There was a little entry saying:
09:18:28 proxy kernel: arp: ec:0b:ae:9f:1b:8f is using my IP address 192.168.1.1 on em0!
After a little track and trace of this arp address, I found out that the evil of all that is my Airco! In there is a Wifi Module with that exact address. I disabled it from accessing the wifi access points and voila, no disruption in my network anymore!
Question now remains why a remote wifi module is trying to take over my Pfsense address. But that is not for this forum anymore.
Thank you for putting me into the right direction. I'm very thankful for that as it drove me crazy. Sometimes you just need someones perspective to find the right solution.
Again many thanks all for helping me out here.
Cheers,
Chris
-
@cforker said in Strange network drop for 1 minute every hour:
Question now remains why a remote wifi module is trying to take over my Pfsense address
Easy to solve.
It's pretty obvious the airco isn't using DHCP, as the DHCP server in the network (pfSense) would not give its own 192.168.1.1.So, set up a PC using 192.168.1.2 mask 255.255.255.0 DNS : don't care and gateway don't care.
remove the link bewten the AP and pfSense.
Now, have the airco connecto using wifi to the AP.
Connect the PC to the AP.
Now, on your PC, you can access the airco's GUI.
Active the airco's DHCP mode.Restore DHCP on your PC.
Re connect the AP to pfSense.
Check pfsense DHCP server LAN that the airco - you know its ec:0b:ae:9f:1b:8f - gets an IP from the DHCP server.Your good for the next issue.
Btw : if the airco can't use other IP settings, and it can only use "192.168.1.1" : throw it out of the windows. Please mention type and brand : this one can't be called 'connected' as it is a network destroyer.
09:18:28 proxy kernel: arp: ec:0b:ae:9f:1b:8f is using my IP address 192.168.1.1 on em0!

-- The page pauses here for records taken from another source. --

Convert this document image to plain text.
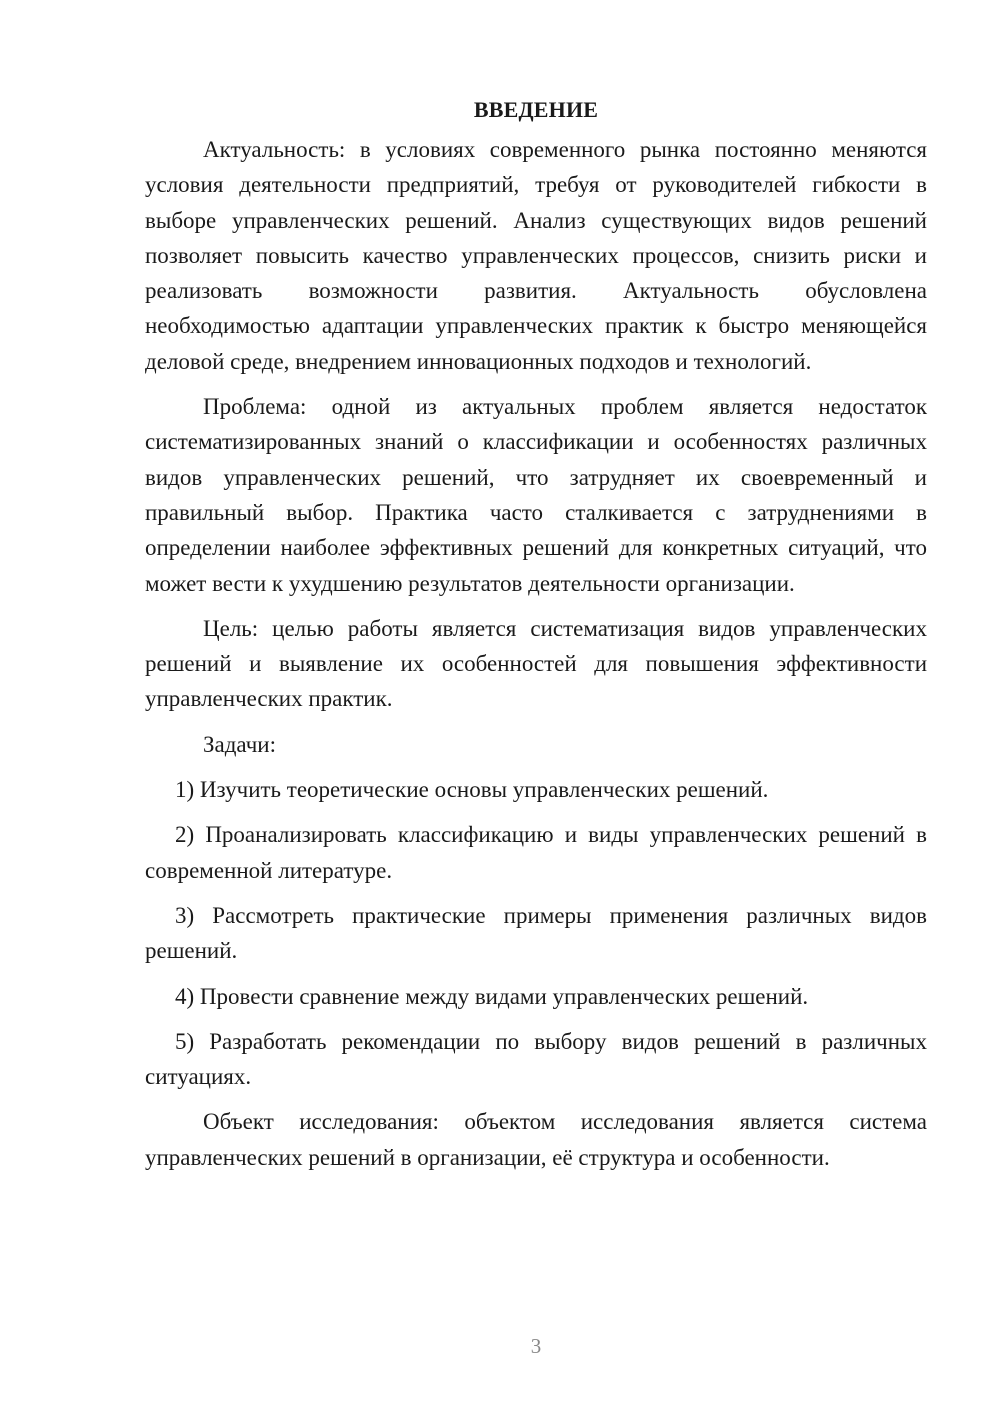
ВВЕДЕНИЕ

Актуальность: в условиях современного рынка постоянно меняются условия деятельности предприятий, требуя от руководителей гибкости в выборе управленческих решений. Анализ существующих видов решений позволяет повысить качество управленческих процессов, снизить риски и реализовать возможности развития. Актуальность обусловлена необходимостью адаптации управленческих практик к быстро меняющейся деловой среде, внедрением инновационных подходов и технологий.

Проблема: одной из актуальных проблем является недостаток систематизированных знаний о классификации и особенностях различных видов управленческих решений, что затрудняет их своевременный и правильный выбор. Практика часто сталкивается с затруднениями в определении наиболее эффективных решений для конкретных ситуаций, что может вести к ухудшению результатов деятельности организации.

Цель: целью работы является систематизация видов управленческих решений и выявление их особенностей для повышения эффективности управленческих практик.

Задачи:

1) Изучить теоретические основы управленческих решений.

2) Проанализировать классификацию и виды управленческих решений в современной литературе.

3) Рассмотреть практические примеры применения различных видов решений.

4) Провести сравнение между видами управленческих решений.

5) Разработать рекомендации по выбору видов решений в различных ситуациях.

Объект исследования: объектом исследования является система управленческих решений в организации, её структура и особенности.

3
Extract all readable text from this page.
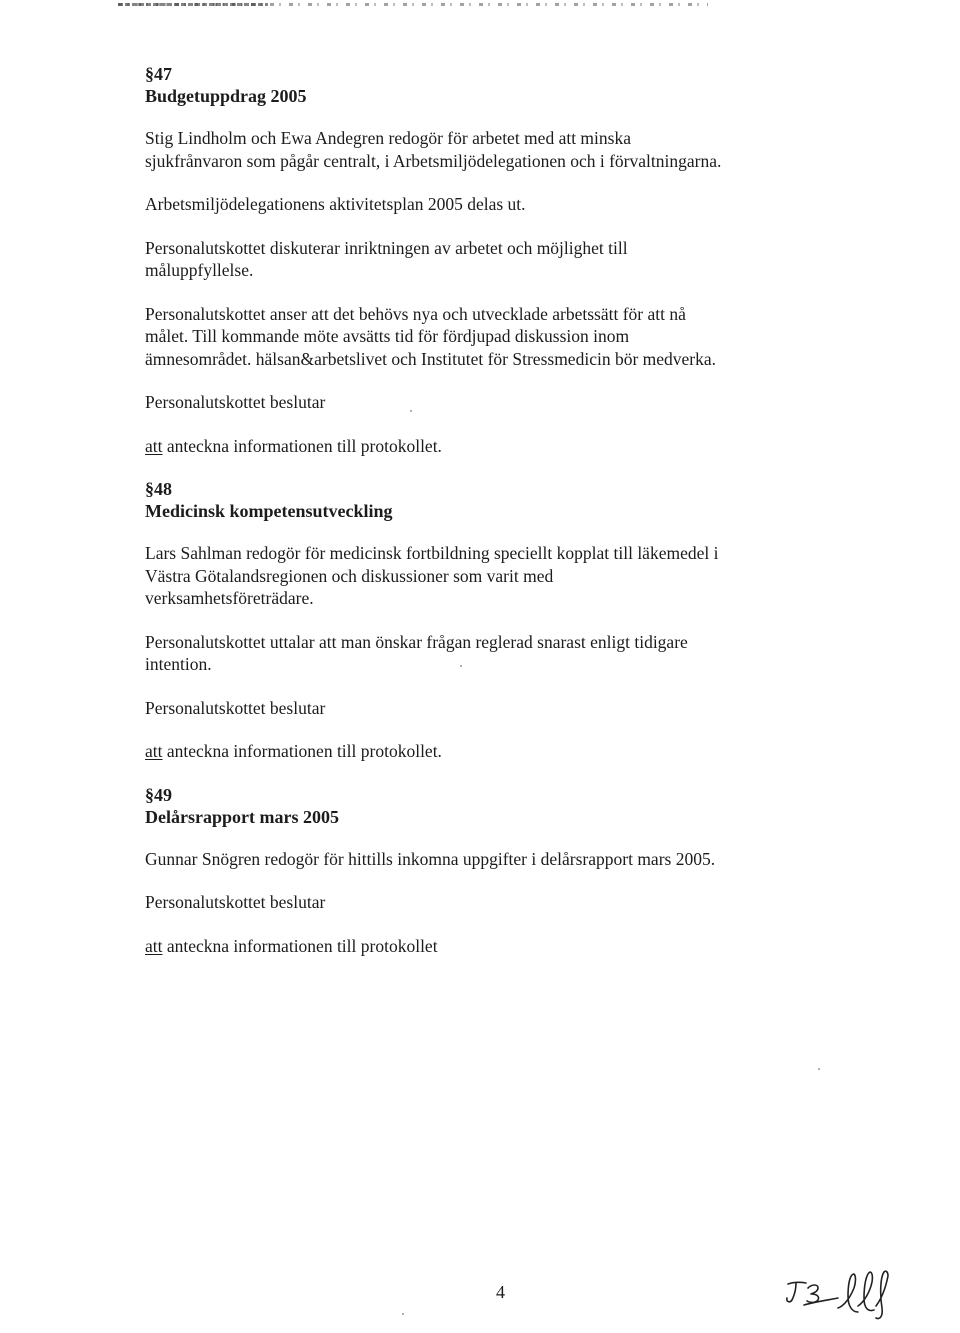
§47
Budgetuppdrag 2005

Stig Lindholm och Ewa Andegren redogör för arbetet med att minska sjukfrånvaron som pågår centralt, i Arbetsmiljödelegationen och i förvaltningarna.

Arbetsmiljödelegationens aktivitetsplan 2005 delas ut.

Personalutskottet diskuterar inriktningen av arbetet och möjlighet till måluppfyllelse.

Personalutskottet anser att det behövs nya och utvecklade arbetssätt för att nå målet. Till kommande möte avsätts tid för fördjupad diskussion inom ämnesområdet. hälsan&arbetslivet och Institutet för Stressmedicin bör medverka.

Personalutskottet beslutar

att anteckna informationen till protokollet.

§48
Medicinsk kompetensutveckling

Lars Sahlman redogör för medicinsk fortbildning speciellt kopplat till läkemedel i Västra Götalandsregionen och diskussioner som varit med verksamhetsföreträdare.

Personalutskottet uttalar att man önskar frågan reglerad snarast enligt tidigare intention.

Personalutskottet beslutar

att anteckna informationen till protokollet.

§49
Delårsrapport mars 2005

Gunnar Snögren redogör för hittills inkomna uppgifter i delårsrapport mars 2005.

Personalutskottet beslutar

att anteckna informationen till protokollet

4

You agree that that line says a lot .... and is easy to read, and understand.
Logs are very useful. -
Hi Gertjan
And this is the problem, because it has 192.168.1.62 assigned. So it is getting a IP from DHCP but somehow it tries to get 192.10.1.1 every 60 minutes and 2 seconds. In my lease table it is assigned and active (not for the moment obviously). Het gaat hier om de Mitsubishi WF-RAC Wifi module . Ik kan hem ook niet via een interface benaderen alleen via een app.
By the way, I assigned a static IP from Pfsense and now it seems to work just fine.
Gr,
Chris
-
@cforker said in Strange network drop for 1 minute every hour:
Mitsubishi WF-RAC Wifi module
Oh ... great.
I love the Mitsubishi stuff, using two City Line "big towers".
We have this - 18 years old ( yep, the system just won't die ...) and it uses a 10 Mbit /sec half duplex.
But it uses a DHCP client that behaves well.
No IPv6 of course.Btw : critical stuff like coffee machine, airco, credit card machines etc should never use wifi - but I say that because I'm old(er) and think I saw a lot ^^
@cforker said in Strange network drop for 1 minute every hour:
192.10.1.1 every 60 minutes and 2 seconds
192.10.1.1 who /what is that ? It's a valid IP somewhere in the states.
Is it the airco that wants to call 'home' ?
It can't be DHCP .... -
@Gertjan said in Strange network drop for 1 minute every hour:
192.10.1.1 who /what is that ?
NetRange: 192.10.0.0 - 192.10.255.255 CIDR: 192.10.0.0/16 NetName: AMAZO-4 Organization: Amazon.com, Inc. (AMAZO-4)
-
I'm assuming that was a typo.